For the past 2 weeks I have been able to download everything else but the actual .pdf files itself. I realised then that it was because it was not saving the CGI generated page as .html and then parsing to find the actual .pdf. Instead it was saving the links as files without any extension and leaving it at that.
So I turned on --html-extensions and then it started saving the files to .html.
Now the problem is that there are around 5000 .html files it needs to download before getting to the .pdf files. It takes around 24 hours to download the 5000 .html files. And it started re-downloading them each time I interrupt the download (when I need the PC for something else). So what I am facing is a 24 hour delay before it starts with the .pdf; each time I download.
I found that turning on -nc and -K did the trick for a test folder. Then I tried on the main website only to find that after 24 hours it did not create any .orig files as it was supposed to do.

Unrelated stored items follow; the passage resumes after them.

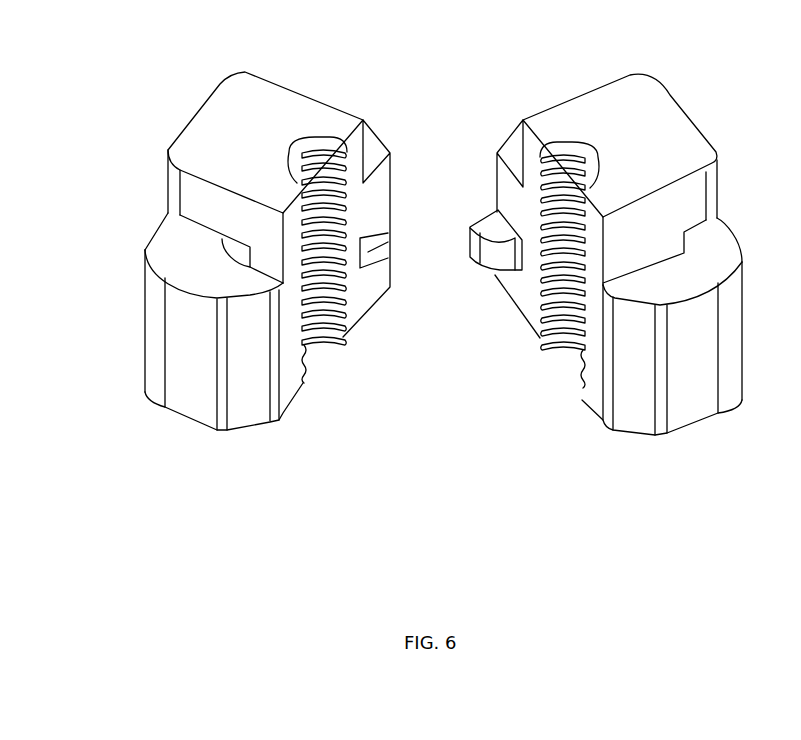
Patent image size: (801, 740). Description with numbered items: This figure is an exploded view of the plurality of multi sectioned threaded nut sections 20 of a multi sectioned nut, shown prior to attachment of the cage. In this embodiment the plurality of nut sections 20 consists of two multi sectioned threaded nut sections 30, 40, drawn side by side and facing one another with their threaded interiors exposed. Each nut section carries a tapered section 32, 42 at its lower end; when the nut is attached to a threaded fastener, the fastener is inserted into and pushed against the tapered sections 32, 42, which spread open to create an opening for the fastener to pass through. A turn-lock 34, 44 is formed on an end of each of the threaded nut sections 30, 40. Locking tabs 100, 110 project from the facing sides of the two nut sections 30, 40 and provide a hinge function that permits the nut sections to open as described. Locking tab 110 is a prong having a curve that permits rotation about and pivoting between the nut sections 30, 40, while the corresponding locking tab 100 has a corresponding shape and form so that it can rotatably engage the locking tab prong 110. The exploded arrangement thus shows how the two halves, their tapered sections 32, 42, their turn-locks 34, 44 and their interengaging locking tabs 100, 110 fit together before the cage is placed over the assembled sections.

The plurality of multi sectioned threaded nut sections 20 is at (440, 512).
The multi sectioned threaded nut section 30 is at (642, 137).
The tapered section 32 is at (633, 418).
The turn-lock 34 is at (685, 205).
The multi sectioned threaded nut section 40 is at (250, 132).
The tapered section 42 is at (243, 412).
The turn-lock 44 is at (197, 200).
The locking tab 100 is at (368, 248).
The locking tab 110 is at (478, 262).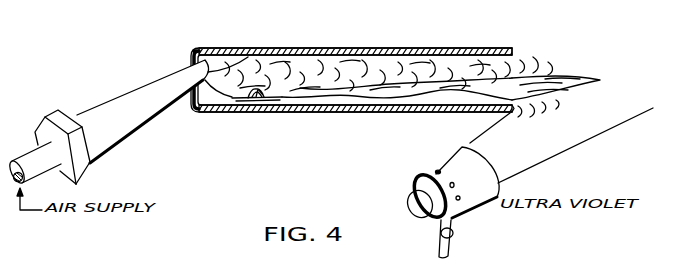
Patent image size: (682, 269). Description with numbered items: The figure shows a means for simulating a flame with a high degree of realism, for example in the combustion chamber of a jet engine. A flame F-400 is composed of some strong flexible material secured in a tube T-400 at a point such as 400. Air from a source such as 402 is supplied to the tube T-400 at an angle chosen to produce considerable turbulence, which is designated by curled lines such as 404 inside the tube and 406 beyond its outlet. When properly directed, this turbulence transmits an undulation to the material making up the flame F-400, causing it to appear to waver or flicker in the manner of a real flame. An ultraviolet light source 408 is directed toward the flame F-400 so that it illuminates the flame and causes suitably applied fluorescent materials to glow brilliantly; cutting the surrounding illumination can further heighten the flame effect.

The tube T-400 is at (282, 37).
The air source 402 is at (147, 113).
The turbulence 404 is at (343, 67).
The securing point 400 is at (252, 104).
The turbulence 406 is at (538, 67).
The flame F-400 is at (562, 78).
The ultraviolet light source 408 is at (457, 160).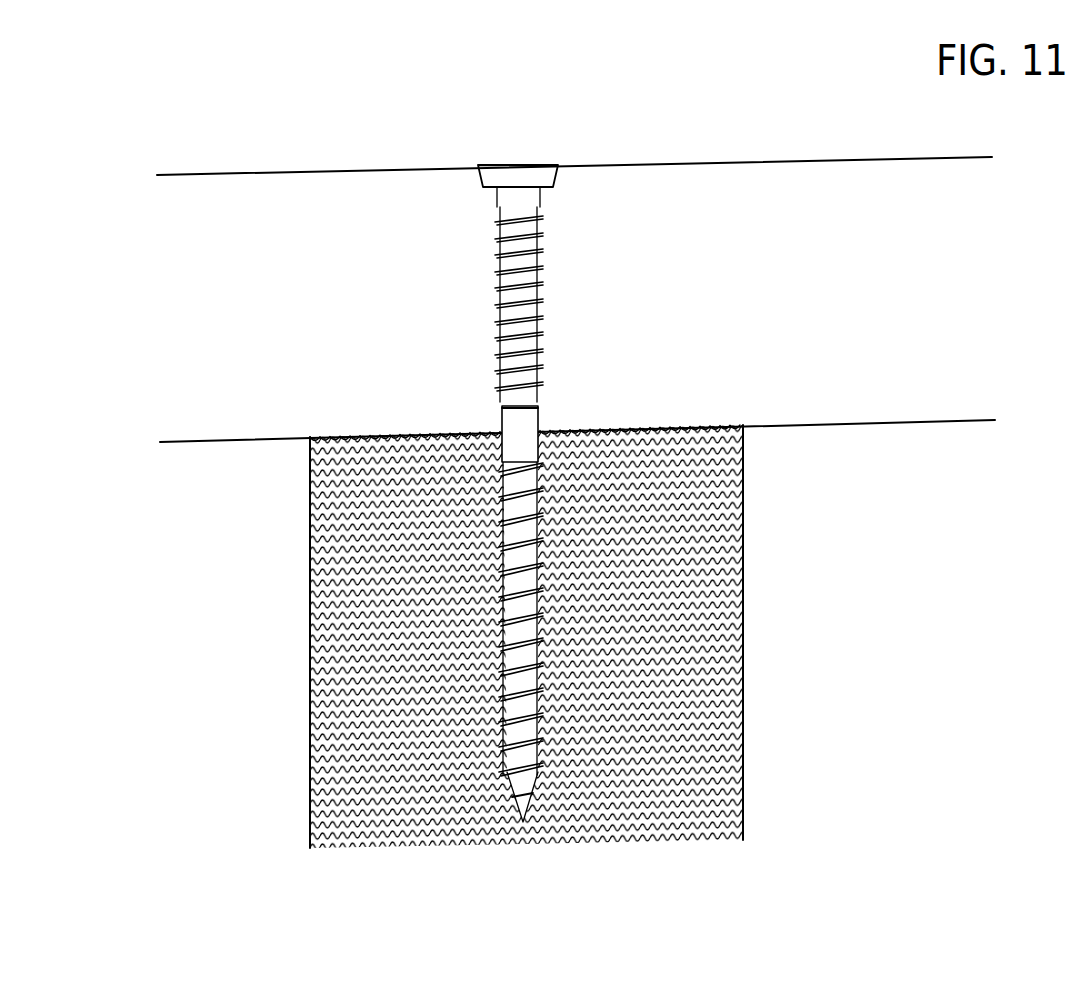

Now I am left with 5000 .html files having links to the actual .pdf files that I need. I see no point in trying further if I am unable to resume my downloads; as I started this project only to run when I am not at work.
Any help will be appreciated.
The actual syntax I used:
wget -nc --html-extension -K --convert-links -l 6 --wait=2 --random-wait -X /cgi/issue_pdf,/cgi/content,/adsystem,/reports,/searchall,/subscriptions,/tips -rH -Djdr.iadrjournals.org http://jdr.iadrjournals.org/
- Join Date
- Apr 2004
I think more esaier to download somethin like Teleport, insteed of using wget. I've used wget lot of times, but I'm not sure that you can solve your problem with wget.